Analyst ranks the top 11 pharma giants' prospects, putting GSK on top
In Big Pharma, you're only as good as your pipeline, your product lineup and how you shape up relative to the threat of a looming loss of patent protection. And by that criteria Morningstar's top pharma analyst ranks GlaxoSmithKline ($GSK) at the top of the industry heap, with AstraZeneca ($AZN) limping in at last place despite a flurry of new deals aimed at reviving its R&D efforts.
Analysts, of course, don't always see eye-to-eye when it comes to their subjective assessments of a pharma company's future. It's not unusual to see two analysts come out of the same company meeting with two completely different conclusions. And projecting future revenue potential of experimental therapies--which always have a high threat of failure--is at best a crap shoot. But these snapshot assessments also drive company executives looking to win kudos on Wall Street. And they highlight the top late-stage efforts worth a closer look.
By its own three-prong rating system, Morningstar's Damien Conover lists the top 11 pharma companies thus:
- GlaxoSmithKline's push into oncology and respiratory diseases is paying off with its top overall rating, about four years after the company restructured its pipeline to create dedicated research teams more narrowly focused on key programs.
- Bayer comes in at the number two spot after a string of new approvals and a comfortable stretch ahead with little in the way of a serious generic threat. Steady pipeline progress without a lot of nasty surprises from R&D is paying off with a top rep.
- Sanofi ($SNY) gets good marks for an improving pipeline and easing generic threats in the wake of some big patent losses. There's a thumbs up for the company's existing businesses and added optimism for U300, Lyxumia's ability to complement Lantus and a closely watched PCSK9 program underway in the clinic.

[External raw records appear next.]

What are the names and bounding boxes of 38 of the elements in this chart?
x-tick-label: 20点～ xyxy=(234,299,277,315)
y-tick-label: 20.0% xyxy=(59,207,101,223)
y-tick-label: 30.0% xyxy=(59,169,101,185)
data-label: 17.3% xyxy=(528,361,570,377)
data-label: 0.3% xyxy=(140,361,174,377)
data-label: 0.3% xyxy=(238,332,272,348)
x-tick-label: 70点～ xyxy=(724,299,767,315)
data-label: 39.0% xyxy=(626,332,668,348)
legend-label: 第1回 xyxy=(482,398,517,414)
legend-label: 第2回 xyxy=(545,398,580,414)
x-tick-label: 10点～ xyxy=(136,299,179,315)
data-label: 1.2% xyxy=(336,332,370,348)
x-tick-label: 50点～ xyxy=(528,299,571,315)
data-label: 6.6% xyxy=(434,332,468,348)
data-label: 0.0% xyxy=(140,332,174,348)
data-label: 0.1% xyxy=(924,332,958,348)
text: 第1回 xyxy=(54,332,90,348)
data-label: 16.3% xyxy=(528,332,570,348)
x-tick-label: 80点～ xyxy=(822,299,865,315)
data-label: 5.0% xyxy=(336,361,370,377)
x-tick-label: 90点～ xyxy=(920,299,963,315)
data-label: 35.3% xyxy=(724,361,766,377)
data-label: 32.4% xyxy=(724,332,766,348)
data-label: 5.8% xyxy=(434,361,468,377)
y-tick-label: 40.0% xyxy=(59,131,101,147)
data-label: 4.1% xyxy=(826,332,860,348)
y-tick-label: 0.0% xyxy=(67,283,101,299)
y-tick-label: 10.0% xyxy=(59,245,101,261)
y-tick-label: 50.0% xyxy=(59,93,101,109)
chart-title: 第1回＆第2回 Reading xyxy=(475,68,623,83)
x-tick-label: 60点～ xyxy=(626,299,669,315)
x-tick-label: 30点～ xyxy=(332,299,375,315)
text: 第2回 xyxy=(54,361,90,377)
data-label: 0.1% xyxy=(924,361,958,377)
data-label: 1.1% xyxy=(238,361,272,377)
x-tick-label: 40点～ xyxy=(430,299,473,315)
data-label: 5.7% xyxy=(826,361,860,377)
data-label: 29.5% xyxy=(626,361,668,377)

- Novartis ($NVS) comes in on the top tier with a diverse group of companies and projections of rising sales. QVA149 projections by others may be a bit overblown, says the firm, but the heart drug RLX030 is underappreciated on the Street.
- Johnson & Johnson ($JNJ) makes the better half of this survey with new product launches and a big add with the Synthes buyout. Morningstar likes daratumumab in the pipeline and the fact that J&J doesn't face big patent losses. But recent approvals have left its pipeline a little thin.

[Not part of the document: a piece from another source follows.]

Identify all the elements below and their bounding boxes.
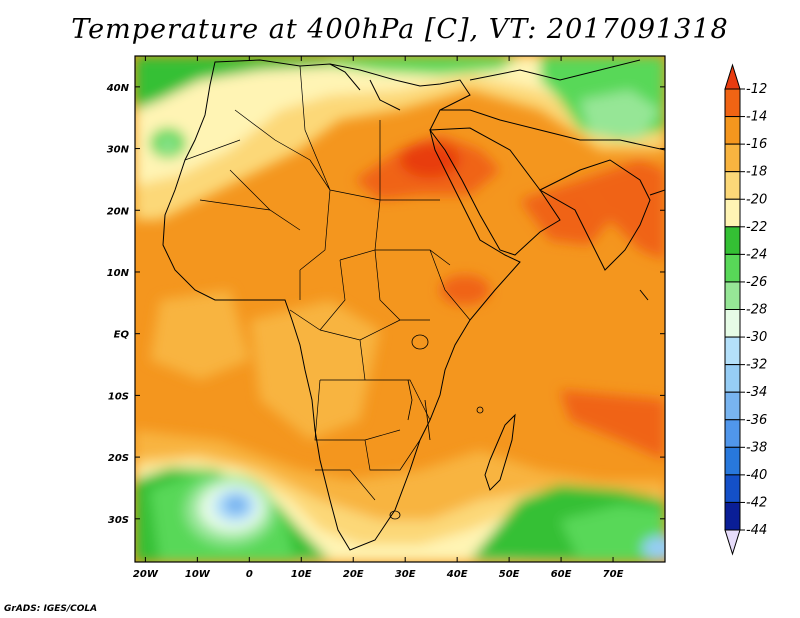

- Bristol-Myers ($BMY) gets top marks for a strong late-stage pipeline, one of the industry's best, but faces a serious threat on the patent front. On the positive side BMS has successfully executed a shift to specialty meds, but patent losses could crimp revenue more than investors expect.
- Adding Roger Perlmutter as the new head of R&D helped boost Merck's ($MRK) rep, but a change of direction in R&D strategy will take time to pull off. Top marks for MK-3475 and the company's BACE inhibitor for Alzheimer's.
- AbbVie's ($ABBV) score has a lot to do with its megablockbuster drug Humira. And with Morningstar 's Conover looking for a faster slide in sales than some other analysts, that's dragging down the overall score despite a thumbs up for elotuzumab in multiple myeloma and elagolix for endometriosis.
- Eli Lilly's ($LLY) pipeline reputation relies quite a lot on its prospects for the diabetes drug dulaglutide and the depression drug Neri. Despite Morningstar's less aggressive peak sales expectations, though, the firm believes that new product launches will help bring down the pharma giant's relatively large R&D budget--currently a hefty 25% of sales.
- Pfizer ($PFE) gets good marks for new launches--Xeljanz and Eliquis--after a brutal showdown with the patent cliff. Palbociclib in the oncology portfolio also gets good marks as a top prospect.
- Count Morningstar among the AstraZeneca skeptics. Forxiga, Epanova and lesinurad may look better to their top analyst, but Morningstar is looking for heavy losses for the Crestor and Nexium franchises. It doesn't help that AstraZeneca has been struggling to come up with new products for years. Add it all up and Morningstar sees long-term negative growth, keeping AstraZeneca in the industry cellar.